Выбрать главу

Судьбой Кима я заинтересовался случайно, купив у букиниста «Агента особого назначения» с дарственной надписью автора военному разведчику Юрию Тарскому. Поскольку не на все вопросы имелись ответы, я продолжил собирать биографический пазл. Как и многие видные сотрудники разведки и контрразведки, Ким был арестован в 1937 году, обвинен в шпионаже и осужден. Руководство Центрального архива ФСБ России предоставило мне возможность изучить двухтомное следственное дело Романа Кима, а также следственное дело его жены Марианны Цын (за исключением ряда до сих пор секретных или строго конфиденциальных материалов). Интересные и важные документы нашлись в Российском государственном архиве литературы и искусства (РГАЛИ), Российском государственном архиве социально-политической истории (РГАСПИ) и Российском государственном историческом архиве Дальнего Востока (РГИА ДВ).
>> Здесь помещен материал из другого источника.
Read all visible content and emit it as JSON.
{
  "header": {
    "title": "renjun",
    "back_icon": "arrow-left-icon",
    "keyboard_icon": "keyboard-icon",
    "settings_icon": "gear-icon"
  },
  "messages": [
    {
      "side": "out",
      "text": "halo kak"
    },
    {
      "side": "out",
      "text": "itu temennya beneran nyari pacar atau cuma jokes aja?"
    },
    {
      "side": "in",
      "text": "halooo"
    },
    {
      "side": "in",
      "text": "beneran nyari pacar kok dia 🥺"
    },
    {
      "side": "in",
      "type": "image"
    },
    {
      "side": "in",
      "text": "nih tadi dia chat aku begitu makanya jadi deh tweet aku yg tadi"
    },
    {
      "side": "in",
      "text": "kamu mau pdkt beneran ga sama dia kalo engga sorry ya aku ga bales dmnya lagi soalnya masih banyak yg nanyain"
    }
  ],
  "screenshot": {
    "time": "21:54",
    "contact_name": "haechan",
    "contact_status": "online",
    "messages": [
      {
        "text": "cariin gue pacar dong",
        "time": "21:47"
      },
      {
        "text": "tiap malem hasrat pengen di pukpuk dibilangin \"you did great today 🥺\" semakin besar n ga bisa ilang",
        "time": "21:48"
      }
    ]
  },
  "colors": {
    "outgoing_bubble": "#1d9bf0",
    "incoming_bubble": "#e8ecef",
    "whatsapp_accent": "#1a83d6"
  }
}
Вникая в прошлое писателя-контрразведчика, я не раз призадумывался. О схожих сомнениях я прочитал в предисловии Даниила Гранина к роману «Бегство в Россию»: «Так уж сложилось, что случай не раз и не два сводил меня с некоторыми известными или безызвестными “нашими” шпионами, и меня время от времени подбивали написать о них. Романтику шпионажа поощряли в нашей литературе. Но я в ту пору такого желания не испытывал, хотя, как и многие, с удовольствием смотрел “Семнадцать мгновений весны”, читал Ле Каре, Лоуренса, Грэхема Грина. Может быть, отталкивало то, что эта профессия требует постоянной, умелой, хорошо отработанной лжи…» Разведывательная работа невозможна без умения входить в доверие, притворяться, обманывать, пользоваться человеческими слабостями и личными интересами. Оправданием выступает высокая цель, служебный долг, необходимость противодействия врагу твоей страны — явному, тайному или вероятному. Роман Ким, конечно же, притворялся, обманывал, пользовался…
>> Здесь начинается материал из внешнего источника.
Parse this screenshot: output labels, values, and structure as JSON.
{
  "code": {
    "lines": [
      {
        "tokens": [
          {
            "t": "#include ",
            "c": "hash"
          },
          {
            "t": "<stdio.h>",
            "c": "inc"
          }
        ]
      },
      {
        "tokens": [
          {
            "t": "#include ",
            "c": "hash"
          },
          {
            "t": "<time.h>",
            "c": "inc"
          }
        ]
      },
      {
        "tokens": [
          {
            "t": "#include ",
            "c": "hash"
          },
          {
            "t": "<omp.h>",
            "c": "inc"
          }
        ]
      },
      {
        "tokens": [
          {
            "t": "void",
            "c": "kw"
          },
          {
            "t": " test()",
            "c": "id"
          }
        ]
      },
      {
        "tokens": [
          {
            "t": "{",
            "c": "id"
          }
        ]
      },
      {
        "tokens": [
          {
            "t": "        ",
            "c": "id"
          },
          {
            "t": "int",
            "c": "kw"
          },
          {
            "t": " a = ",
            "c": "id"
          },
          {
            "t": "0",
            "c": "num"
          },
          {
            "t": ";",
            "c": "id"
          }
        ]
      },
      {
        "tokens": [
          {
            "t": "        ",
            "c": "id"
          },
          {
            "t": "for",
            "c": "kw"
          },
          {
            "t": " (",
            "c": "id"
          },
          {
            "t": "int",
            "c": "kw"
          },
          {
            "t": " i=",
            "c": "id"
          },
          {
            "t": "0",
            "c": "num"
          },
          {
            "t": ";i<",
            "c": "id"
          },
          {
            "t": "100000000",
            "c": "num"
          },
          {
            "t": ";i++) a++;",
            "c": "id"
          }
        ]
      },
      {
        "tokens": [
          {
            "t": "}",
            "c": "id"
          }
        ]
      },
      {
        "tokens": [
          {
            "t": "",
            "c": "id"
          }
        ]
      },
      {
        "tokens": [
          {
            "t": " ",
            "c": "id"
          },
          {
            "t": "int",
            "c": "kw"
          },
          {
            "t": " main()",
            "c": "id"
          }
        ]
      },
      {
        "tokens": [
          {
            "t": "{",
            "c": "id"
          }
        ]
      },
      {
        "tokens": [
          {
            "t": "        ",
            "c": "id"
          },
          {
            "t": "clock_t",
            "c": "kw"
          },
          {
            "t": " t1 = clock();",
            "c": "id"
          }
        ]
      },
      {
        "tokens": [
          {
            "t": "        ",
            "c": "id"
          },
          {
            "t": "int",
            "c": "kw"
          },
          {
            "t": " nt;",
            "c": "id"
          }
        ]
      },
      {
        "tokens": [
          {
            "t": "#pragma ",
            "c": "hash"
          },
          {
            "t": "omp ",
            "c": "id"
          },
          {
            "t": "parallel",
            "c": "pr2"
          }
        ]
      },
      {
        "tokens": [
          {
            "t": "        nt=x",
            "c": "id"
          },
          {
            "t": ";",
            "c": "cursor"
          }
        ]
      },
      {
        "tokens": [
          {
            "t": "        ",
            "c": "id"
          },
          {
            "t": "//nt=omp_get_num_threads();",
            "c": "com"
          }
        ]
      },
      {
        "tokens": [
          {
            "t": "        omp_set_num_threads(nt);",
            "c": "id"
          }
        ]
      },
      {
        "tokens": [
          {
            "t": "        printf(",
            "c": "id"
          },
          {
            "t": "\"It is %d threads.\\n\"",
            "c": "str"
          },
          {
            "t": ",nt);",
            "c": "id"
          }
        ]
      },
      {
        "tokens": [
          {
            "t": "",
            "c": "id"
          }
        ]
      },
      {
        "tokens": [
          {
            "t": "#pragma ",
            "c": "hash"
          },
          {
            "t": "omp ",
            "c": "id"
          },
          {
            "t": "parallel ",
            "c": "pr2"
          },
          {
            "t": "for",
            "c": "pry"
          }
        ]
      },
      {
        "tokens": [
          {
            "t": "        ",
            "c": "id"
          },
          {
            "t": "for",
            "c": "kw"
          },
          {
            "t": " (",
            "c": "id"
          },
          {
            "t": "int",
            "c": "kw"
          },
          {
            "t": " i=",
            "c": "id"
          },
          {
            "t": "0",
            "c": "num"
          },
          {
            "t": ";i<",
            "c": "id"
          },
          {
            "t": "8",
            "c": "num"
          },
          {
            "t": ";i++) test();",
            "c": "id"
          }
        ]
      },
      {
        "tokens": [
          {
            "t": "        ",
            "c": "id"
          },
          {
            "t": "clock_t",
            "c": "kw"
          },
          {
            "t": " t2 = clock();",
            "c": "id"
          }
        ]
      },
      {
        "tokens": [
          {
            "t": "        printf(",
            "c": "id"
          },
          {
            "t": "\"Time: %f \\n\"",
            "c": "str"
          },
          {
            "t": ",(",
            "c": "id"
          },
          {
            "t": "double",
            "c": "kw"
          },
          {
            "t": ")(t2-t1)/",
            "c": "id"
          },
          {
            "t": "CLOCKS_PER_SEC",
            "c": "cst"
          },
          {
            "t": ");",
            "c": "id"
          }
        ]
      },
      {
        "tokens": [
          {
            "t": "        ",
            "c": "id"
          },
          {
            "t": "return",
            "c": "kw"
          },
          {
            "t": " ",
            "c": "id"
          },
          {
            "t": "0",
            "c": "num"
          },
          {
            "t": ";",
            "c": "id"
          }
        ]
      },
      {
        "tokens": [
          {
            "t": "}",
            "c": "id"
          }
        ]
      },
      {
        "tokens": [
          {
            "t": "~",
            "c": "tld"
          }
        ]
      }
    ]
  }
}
Но какая все-таки удивительная судьба! Сын бывшего казначея корейского короля, проживший десять лет в Токио. Самый молодой советский профессор-японовед. Специалист по японской литературе, вхожий в круг передовых московских писателей, — и одновременно один из лучших оперативников ОГПУ — ГУГБ, в середине 1930-х отвечавший за всю контрразведывательную работу по японской линии в Москве. При Ежове, затем при Берии обвинялся в тягчайшем преступлении — измене Родине, но благодаря своим исключительным знаниям избежал расстрела, был приговорен к 20 годам заключения, а в 1945 году досрочно освобожден и к тому же награжден медалью «За победу над Японией»!
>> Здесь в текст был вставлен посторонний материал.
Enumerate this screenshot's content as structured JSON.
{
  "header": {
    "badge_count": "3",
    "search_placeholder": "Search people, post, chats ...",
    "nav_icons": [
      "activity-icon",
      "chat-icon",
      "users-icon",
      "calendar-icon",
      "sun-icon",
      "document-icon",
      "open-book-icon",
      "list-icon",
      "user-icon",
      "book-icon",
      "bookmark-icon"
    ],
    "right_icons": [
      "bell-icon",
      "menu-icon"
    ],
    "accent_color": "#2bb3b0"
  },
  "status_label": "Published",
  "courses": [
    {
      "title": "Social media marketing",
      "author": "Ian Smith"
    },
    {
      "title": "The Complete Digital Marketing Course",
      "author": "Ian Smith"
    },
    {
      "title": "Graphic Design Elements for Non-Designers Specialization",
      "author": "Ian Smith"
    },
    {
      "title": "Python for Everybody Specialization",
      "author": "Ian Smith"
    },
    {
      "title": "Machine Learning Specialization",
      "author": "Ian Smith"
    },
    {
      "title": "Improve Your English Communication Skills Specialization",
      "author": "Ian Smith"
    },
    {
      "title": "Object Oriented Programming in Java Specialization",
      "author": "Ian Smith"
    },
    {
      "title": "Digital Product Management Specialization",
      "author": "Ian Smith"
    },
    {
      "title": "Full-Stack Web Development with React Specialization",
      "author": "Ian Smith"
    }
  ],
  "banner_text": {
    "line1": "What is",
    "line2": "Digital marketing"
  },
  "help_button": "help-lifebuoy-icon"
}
В результате розысков и размышлений получилась вот эта книга. Автор благодарит руководство и сотрудников всех названных архивов за доброжелательное отношение и содействие в изучении архивных материалов. Отдельное спасибо японисту Александру Куланову за ценные советы и всестороннюю помощь.

Глава 1.

ВОСТОЧНАЯ ШКОЛА

«Подобно Константинополю, Владивосток производит очень выгодное впечатление издали, — записал путешественник, побывавший на окраине Российской империи на исходе XIX века. — При ближайшем рассмотрении он очень много теряет… Преобладающий тип построек — одноэтажные и двухэтажные деревянные домики… Даже главная улица, Светланская, замощена не вся, а только на протяжении 370 саженей. На всех же остальных улицах благополучно лежит девственный грунт… Нет достопримечательностей в настоящем смысле этого слова… Общественные развлечения исчерпываются несколькими клубами…» Но, справедливо связав увиденные недостатки с относительной молодостью города, визитер отметил: «Владивосток растет не по дням, а по часам»{6}.

Если в 1890 году во Владивостоке насчитывалось 13 000 жителей, то на рубеже столетий — почти 30 000. Возводились капитальные здания, мостились площади и тротуары, засыпались овраги. Улицы еще освещались керосиновыми фонарями, но в лучшие магазины и гостиницы уже проводилось электричество. Имелись две гимназии, две морские и пять обычных школ, а в 1899 году первых студентов принял Восточный институт. Как говорилось на открытии — «высшее училище знаний, полезных для всякого человека, а для живущих в сем краю в особенности».